Harare is a fascinating place. Filled with many interesting people each with a story to tell. With your busy and stressful lifestyles when was the last time, you stopped to have a conversation with a stranger? Beyond the awkward niceties in the elevator or the quick chat about the weather. It’s sometimes refreshing to learn about a stranger’s lived reality. MY HARARE does just that. A snapshot of an ordinary person that will hopefully prove that we are more alike than we think. 

I met Terrence Amos hard at work at the Aspindale Market Demonstration Plot. Not only does he work in Horticulture; but is a talented footballer, an afro pop artist with his eyes set on becoming a film producer. Born and raised in Kambuzuma Harare, Terrence has had an interesting journey. Although academically gifted, it was on the sports field that he really came into his own. 

‘I played for Herentals and did very well which helped to convince my mother to allow me to continue to play. Before seeing me on the field with my captain’s armband and having the crowd cheering my name; she did all she could to stop me playing football.’

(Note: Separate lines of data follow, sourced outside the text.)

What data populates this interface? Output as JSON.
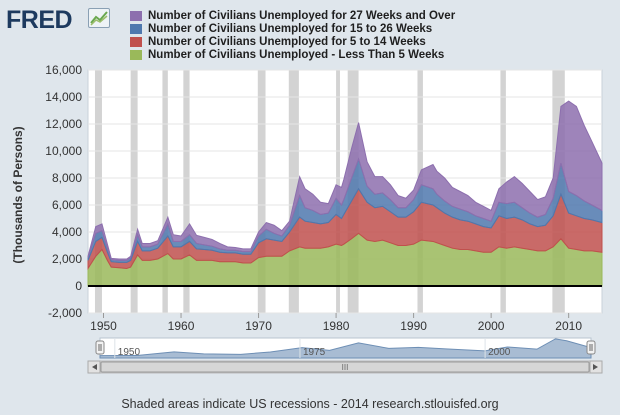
{
  "header": {
    "logo_text": "FRED"
  },
  "footer": {
    "note": "Shaded areas indicate US recessions - 2014 research.stlouisfed.org"
  },
  "navigator": {
    "labels": [
      "1950",
      "1975",
      "2000"
    ],
    "scroll_grip": "III"
  },
  "colors": {
    "purple": "#8d6fae",
    "blue": "#4f78ae",
    "red": "#c0504d",
    "green": "#9ab95a",
    "recession": "#d3d3d3",
    "plot_bg": "#ffffff",
    "page_bg": "#dfe6ec"
  },
  "chart_data": {
    "type": "area",
    "stacked": true,
    "title": "",
    "xlabel": "",
    "ylabel": "(Thousands of Persons)",
    "xlim": [
      1948,
      2014.3
    ],
    "ylim": [
      -2000,
      16000
    ],
    "y_ticks": [
      -2000,
      0,
      2000,
      4000,
      6000,
      8000,
      10000,
      12000,
      14000,
      16000
    ],
    "y_tick_labels": [
      "-2,000",
      "0",
      "2,000",
      "4,000",
      "6,000",
      "8,000",
      "10,000",
      "12,000",
      "14,000",
      "16,000"
    ],
    "x_ticks": [
      1950,
      1960,
      1970,
      1980,
      1990,
      2000,
      2010
    ],
    "x_tick_labels": [
      "1950",
      "1960",
      "1970",
      "1980",
      "1990",
      "2000",
      "2010"
    ],
    "recessions": [
      [
        1948.9,
        1949.8
      ],
      [
        1953.5,
        1954.4
      ],
      [
        1957.6,
        1958.3
      ],
      [
        1960.3,
        1961.1
      ],
      [
        1969.9,
        1970.9
      ],
      [
        1973.9,
        1975.2
      ],
      [
        1980.0,
        1980.5
      ],
      [
        1981.5,
        1982.9
      ],
      [
        1990.5,
        1991.2
      ],
      [
        2001.2,
        2001.9
      ],
      [
        2007.9,
        2009.5
      ]
    ],
    "x": [
      1948,
      1949,
      1949.8,
      1950.5,
      1951,
      1952,
      1953,
      1953.5,
      1954.4,
      1955,
      1956,
      1957,
      1958.3,
      1959,
      1960,
      1961.1,
      1962,
      1963,
      1964,
      1965,
      1966,
      1967,
      1968,
      1969,
      1970,
      1971,
      1972,
      1973,
      1974,
      1975.3,
      1976,
      1977,
      1978,
      1979,
      1980,
      1980.7,
      1981,
      1982,
      1982.9,
      1984,
      1985,
      1986,
      1987,
      1988,
      1989,
      1990,
      1991,
      1992.5,
      1993,
      1994,
      1995,
      1996,
      1997,
      1998,
      1999,
      2000,
      2001,
      2002,
      2003,
      2004,
      2005,
      2006,
      2007,
      2008,
      2009,
      2010,
      2011,
      2012,
      2013,
      2014.3
    ],
    "series": [
      {
        "name": "Number of Civilians Unemployed - Less Than 5 Weeks",
        "color": "#9ab95a",
        "values": [
          1300,
          2200,
          2700,
          1900,
          1400,
          1350,
          1300,
          1400,
          2300,
          1900,
          1900,
          2000,
          2400,
          2000,
          2000,
          2300,
          1900,
          1900,
          1900,
          1800,
          1800,
          1800,
          1700,
          1700,
          2100,
          2200,
          2200,
          2200,
          2600,
          2900,
          2800,
          2800,
          2800,
          2900,
          3100,
          3000,
          3100,
          3500,
          3900,
          3400,
          3300,
          3400,
          3200,
          3000,
          3000,
          3100,
          3400,
          3300,
          3200,
          3000,
          2800,
          2700,
          2700,
          2600,
          2500,
          2500,
          2900,
          2800,
          2900,
          2800,
          2700,
          2600,
          2600,
          2900,
          3500,
          2800,
          2700,
          2600,
          2600,
          2500
        ]
      },
      {
        "name": "Number of Civilians Unemployed for 5 to 14 Weeks",
        "color": "#c0504d",
        "values": [
          600,
          1100,
          900,
          600,
          400,
          400,
          450,
          500,
          1000,
          700,
          700,
          800,
          1300,
          900,
          900,
          1000,
          850,
          800,
          750,
          700,
          650,
          650,
          650,
          650,
          1100,
          1300,
          1200,
          1100,
          1400,
          2200,
          2000,
          1900,
          1800,
          1800,
          2200,
          2000,
          2200,
          2800,
          3300,
          2800,
          2500,
          2500,
          2300,
          2100,
          2100,
          2400,
          2800,
          2700,
          2600,
          2400,
          2300,
          2200,
          2100,
          2000,
          1900,
          1800,
          2300,
          2200,
          2200,
          2100,
          1900,
          1800,
          1900,
          2300,
          3300,
          2600,
          2500,
          2400,
          2300,
          2200
        ]
      },
      {
        "name": "Number of Civilians Unemployed for 15 to 26 Weeks",
        "color": "#4f78ae",
        "values": [
          200,
          600,
          500,
          300,
          150,
          150,
          150,
          200,
          500,
          300,
          300,
          300,
          900,
          400,
          400,
          500,
          400,
          350,
          300,
          250,
          200,
          200,
          200,
          200,
          500,
          700,
          500,
          400,
          500,
          1600,
          1000,
          900,
          700,
          700,
          1200,
          1000,
          1100,
          1700,
          2200,
          1200,
          1000,
          1000,
          900,
          700,
          700,
          900,
          1300,
          1200,
          1000,
          900,
          800,
          800,
          700,
          600,
          600,
          500,
          1000,
          1100,
          1100,
          900,
          800,
          700,
          800,
          1300,
          2300,
          1600,
          1500,
          1300,
          1100,
          900
        ]
      },
      {
        "name": "Number of Civilians Unemployed for 27 Weeks and Over",
        "color": "#8d6fae",
        "values": [
          100,
          500,
          500,
          300,
          100,
          100,
          100,
          100,
          400,
          250,
          250,
          250,
          500,
          500,
          400,
          800,
          600,
          550,
          500,
          400,
          250,
          200,
          200,
          200,
          300,
          500,
          600,
          400,
          300,
          1400,
          1400,
          1200,
          900,
          700,
          1000,
          1300,
          1500,
          2200,
          2700,
          1800,
          1300,
          1200,
          1100,
          900,
          700,
          700,
          1100,
          1800,
          1700,
          1700,
          1400,
          1300,
          1200,
          1000,
          900,
          800,
          1000,
          1600,
          1900,
          1800,
          1600,
          1300,
          1300,
          1500,
          4200,
          6700,
          6600,
          5600,
          4700,
          3500
        ]
      }
    ]
  },
  "navigator_series": {
    "x": [
      1948,
      1953,
      1958,
      1962,
      1967,
      1971,
      1975.3,
      1979,
      1982.9,
      1987,
      1991,
      1995,
      2000,
      2003,
      2007,
      2009.5,
      2011,
      2014.3
    ],
    "values": [
      1900,
      2000,
      4900,
      3300,
      2900,
      4800,
      8300,
      6100,
      12100,
      7700,
      8500,
      7200,
      5700,
      8800,
      7100,
      15300,
      13800,
      8300
    ]
  }
}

Terrence was scouted for the Aspindale Park Football team because of his skills on the pitch and not only moved football teams but also got a job. He is part of the team that cleared and prepared the land and set up what is a growing demonstration plot for some of the top seed and irrigation companies in Zimbabwe. Their work is part of the bigger Aspindale Market Project.

‘I didn’t go to university for what I do now but I have found that I love working on the land and am naturally good at what I do. I spend my days outside, surrounded by nature and am gaining valuable work experience that will help me in the future, it’s not a bad deal!’

Terrence loves Harare and says he believes it is the best place for a young person to try to develop their passion. Whether it’s filming his latest feature, producing music or learning about aquaculture he says he wouldn’t live anywhere else. 

‘People from my city are confident and can make friends with anyone. We are creative and aren’t afraid to challenge the status quo.’

That’s not to say he hasn’t faced challenges; from lack of funding for further study or feeling misunderstood because of his youth. He wishes young people could be given more opportunities not only to reach their personal potential but to also develop our city. Terrence hopes to start an arts and sports academy. A space for talented dreamers to flourish. And with his determination and drive that certainly doesn’t seem like a far-off dream.